Ignacio Herrera y O’Farrill fue el II Marqués de Almendares, título que ostentó desde el año 1852 en que lo heredara de su hermano, hasta el momento de su muerte, acaecida en 1884.

Considerado como uno de los hombres más ricos de su tiempo en Cuba, Ignacio José María de Herrera y O’Farrill (que así era su nombre completo) vivió una vida de lujos y excesos y dilapidó toda su fortuna hasta morir completamente arruinado y haciendo bueno aquel dicho con el que los peninsulares retrataban a gran parte de la sacarocracia criolla: «Padre millonario, hijo caballero y nieto pordiosero».

Casa Quinta del Marqués de Almendares en Marianao
Casa quinta del Marqués de Almendares en Marianao

Ni que fueras el Marqués de Almendares

Poseedor de seis ingenios y unos 10 000 esclavos que cotizados a la baja valían casi cuatro millones de pesos, el Marqués de Almendares se caracterizó en su juventud por su audacia para los negocios y su capacidad de empredimiento, logrando aumentar varias veces la fortuna familiar.

Tan grande fue su poder y su influencia que la monarquía lo cubrió de honores. Así, fue Gran Consejero de la Administración, Senador del Reino y Gran Cruz de Isabel la Católica.

Desafortunadamente para la gloria de su casa, Ignacio Herrera y O’Farrill fue también excéntrico y botarate como ninguno. Tanto, que cuando alguien vivía por encima de sus posibilidades, hacía gastos excesivos o, simplemente, tiraba la casa por la ventana le decían con sorna «Ni que fueras el Marqués de Almendares».

Casado en primeras nupcias en 1832 con Doña Serafina de Cárdenas y Veitía, hija del Marqués de Cárdenas de Montehermoso, el II Marqués de Almendares tuvo un total de nueve hijos de ese matrimonio, del que enviudó en 1856, para volverse a casar al año siguiente con una hermana de su finada esposa, Doña María Josefa de Cárdenas y Veitía, quien, a la vez era viuda de Rafael Montalvo y Calvo de la Puerta.

María Josefa, mujer acostumbrada al lujo y al derroche gustaba de vivir como la nobleza europea y no tuvo reparo alguno en ayudar al II Marqués de Almendares a dilapidar su fortuna.

Fue, durante este matrimonio que Ignacio Herrera y O’Farrill hizo construir sus dos grandes palacios: el de la Plaza de Belén, que encargó al arquitecto Ciriaco Rodríguez y que ocupa más de media manzana; y la bella quinta neoclásica en el pueblo de Marianao, muy cerca del manantial del Pocito, en la que pasaba las temporadas de verano.

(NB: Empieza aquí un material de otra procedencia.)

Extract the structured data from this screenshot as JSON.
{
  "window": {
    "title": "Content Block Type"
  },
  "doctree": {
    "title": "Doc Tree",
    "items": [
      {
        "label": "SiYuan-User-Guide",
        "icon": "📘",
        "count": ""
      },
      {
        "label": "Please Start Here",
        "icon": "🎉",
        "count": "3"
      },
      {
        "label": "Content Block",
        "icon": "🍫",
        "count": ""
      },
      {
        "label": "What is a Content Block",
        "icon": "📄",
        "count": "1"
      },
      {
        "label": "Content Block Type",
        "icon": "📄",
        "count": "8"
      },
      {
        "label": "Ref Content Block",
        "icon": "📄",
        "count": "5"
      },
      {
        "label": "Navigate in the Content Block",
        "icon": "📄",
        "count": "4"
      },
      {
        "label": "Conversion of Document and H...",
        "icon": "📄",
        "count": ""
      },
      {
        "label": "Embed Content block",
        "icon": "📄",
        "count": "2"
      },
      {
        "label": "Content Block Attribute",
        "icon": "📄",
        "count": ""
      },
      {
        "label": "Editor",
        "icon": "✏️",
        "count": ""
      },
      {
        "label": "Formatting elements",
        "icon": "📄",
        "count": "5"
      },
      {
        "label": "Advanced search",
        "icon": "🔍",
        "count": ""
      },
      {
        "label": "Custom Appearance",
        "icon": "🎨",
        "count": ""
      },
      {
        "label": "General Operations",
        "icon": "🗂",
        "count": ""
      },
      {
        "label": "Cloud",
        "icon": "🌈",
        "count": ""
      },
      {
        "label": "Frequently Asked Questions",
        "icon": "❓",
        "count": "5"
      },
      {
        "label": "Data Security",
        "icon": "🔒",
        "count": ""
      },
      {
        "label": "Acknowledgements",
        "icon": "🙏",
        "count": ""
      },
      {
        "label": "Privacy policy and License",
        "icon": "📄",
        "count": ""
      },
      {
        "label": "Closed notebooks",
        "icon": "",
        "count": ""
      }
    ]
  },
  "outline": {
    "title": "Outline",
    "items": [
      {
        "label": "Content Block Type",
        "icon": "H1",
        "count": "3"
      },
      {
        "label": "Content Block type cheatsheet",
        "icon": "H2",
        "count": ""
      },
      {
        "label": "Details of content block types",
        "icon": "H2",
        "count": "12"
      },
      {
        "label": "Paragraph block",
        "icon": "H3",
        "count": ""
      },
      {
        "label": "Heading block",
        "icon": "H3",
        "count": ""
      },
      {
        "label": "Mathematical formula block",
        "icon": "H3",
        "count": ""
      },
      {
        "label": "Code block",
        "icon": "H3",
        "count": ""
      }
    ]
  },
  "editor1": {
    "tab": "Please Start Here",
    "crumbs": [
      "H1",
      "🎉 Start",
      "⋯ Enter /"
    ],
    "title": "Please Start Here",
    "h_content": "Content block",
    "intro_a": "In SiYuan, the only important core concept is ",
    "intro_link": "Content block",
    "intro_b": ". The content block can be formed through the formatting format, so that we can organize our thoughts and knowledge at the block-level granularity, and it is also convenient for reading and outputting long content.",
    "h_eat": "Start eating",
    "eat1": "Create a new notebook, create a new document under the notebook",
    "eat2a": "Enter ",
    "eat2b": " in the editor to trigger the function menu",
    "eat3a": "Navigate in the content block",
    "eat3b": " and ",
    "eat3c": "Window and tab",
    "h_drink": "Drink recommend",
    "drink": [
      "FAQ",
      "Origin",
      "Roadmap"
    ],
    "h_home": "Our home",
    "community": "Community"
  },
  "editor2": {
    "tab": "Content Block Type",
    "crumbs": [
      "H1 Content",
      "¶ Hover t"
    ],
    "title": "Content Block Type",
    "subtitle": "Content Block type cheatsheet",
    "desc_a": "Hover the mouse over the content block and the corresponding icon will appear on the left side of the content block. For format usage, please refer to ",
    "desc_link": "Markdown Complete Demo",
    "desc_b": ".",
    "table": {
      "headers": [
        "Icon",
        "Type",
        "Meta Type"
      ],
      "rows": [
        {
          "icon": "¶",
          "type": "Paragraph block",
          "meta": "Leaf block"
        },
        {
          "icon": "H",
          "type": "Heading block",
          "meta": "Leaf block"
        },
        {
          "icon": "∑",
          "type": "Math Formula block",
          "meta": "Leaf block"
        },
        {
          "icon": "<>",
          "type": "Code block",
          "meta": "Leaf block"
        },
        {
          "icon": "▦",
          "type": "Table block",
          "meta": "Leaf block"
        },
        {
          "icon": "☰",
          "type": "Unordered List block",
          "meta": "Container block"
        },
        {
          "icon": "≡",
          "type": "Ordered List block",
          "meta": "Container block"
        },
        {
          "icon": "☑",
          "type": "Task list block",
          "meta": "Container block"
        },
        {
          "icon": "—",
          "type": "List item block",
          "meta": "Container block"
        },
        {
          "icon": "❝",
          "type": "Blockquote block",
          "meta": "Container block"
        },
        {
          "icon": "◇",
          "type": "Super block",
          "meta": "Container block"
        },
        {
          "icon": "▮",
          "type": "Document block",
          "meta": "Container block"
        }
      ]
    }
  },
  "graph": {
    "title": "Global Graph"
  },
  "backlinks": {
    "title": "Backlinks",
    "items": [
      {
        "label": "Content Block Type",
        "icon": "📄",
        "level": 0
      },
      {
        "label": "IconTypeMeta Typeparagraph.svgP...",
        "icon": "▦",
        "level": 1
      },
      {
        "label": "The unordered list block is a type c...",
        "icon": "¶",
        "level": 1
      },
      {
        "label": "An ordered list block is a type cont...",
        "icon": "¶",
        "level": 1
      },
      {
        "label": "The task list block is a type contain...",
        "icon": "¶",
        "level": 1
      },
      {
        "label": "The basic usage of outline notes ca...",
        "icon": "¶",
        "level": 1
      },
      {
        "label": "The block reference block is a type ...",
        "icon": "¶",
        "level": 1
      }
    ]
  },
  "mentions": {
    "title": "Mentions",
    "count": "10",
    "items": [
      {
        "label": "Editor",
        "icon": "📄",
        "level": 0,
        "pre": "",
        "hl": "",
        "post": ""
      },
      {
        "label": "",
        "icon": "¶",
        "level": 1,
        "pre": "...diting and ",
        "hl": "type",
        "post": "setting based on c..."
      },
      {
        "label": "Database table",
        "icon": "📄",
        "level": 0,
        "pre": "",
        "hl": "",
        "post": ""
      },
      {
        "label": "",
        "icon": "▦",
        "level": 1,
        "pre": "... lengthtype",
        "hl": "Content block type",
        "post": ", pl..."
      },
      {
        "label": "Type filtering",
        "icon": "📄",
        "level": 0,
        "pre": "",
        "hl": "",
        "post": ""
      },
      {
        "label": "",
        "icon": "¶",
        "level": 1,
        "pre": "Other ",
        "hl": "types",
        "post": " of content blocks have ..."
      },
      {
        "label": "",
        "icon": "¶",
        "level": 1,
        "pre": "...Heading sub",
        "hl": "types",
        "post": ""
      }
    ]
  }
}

En ambas residencias se encargó el marqués de que no faltara nada: las galerías fueron decoradas con estatuas de mármol y los muebles se encargaron a los mejores ebanistas, mientras la vajilla y la cristalería la hacía manufacturar con su escudo de armas en China y en París.

Por las noches se reunía en las mansiones del Marqués de Almendares lo más encumbrado de la sociedad colonial a hacer tertulia, discutir de la actualidad política o jugar bien fuerte (no fueron pocos los cafetales e ingenios que cambiaron de mano en esas partidas de naipes, ni las veces que el anfitrión hizo de banca haciendo traer de sus sótanos, bandejas repletas de onzas de oro).

Mas, como la suerte no dura para siempre, los excesos del II Marqués de Almendares, unidos a la mala administración de sus bienes y los daños que en ellos provocó la Guerra de los Diez Años, terminaron por desfondar su bolsa y a la muerte de su segunda esposa ya Ignacio Herrera y O’Farrill se encontraba completamente arruinado.

No sólo perdió su quinta de verano en Marianao, sino tambien sus objetos de arte y hasta su vajilla que fue a parar a manos de sus acreedores.

Ya anciano, pero aún orgulloso, se casó por tercera vez, con una mujer más joven que sus hijos, con la que vio languidecer lo poco que quedaba de su patrimonio.

Falleció en La Habana el 17 de julio de 1884 y a su sepelio acudió el mismísimo Capitán General, acompañado de las más importantes personalidades de la colonia.

Así reflejaba la prensa de la época el último adios de la alta sociedad habanera al Marqués de Almendares:

«El clero y los cantores de la Parroquia del Espí­ritu Santo con cruz alzada precedían el féretro, que era conducido en hombros y sobre el cual lucían las insignias de la Gran Cruz de la Orden de Isabel la Católica y las de Gentilhombre de Cámara de Su Majestad.»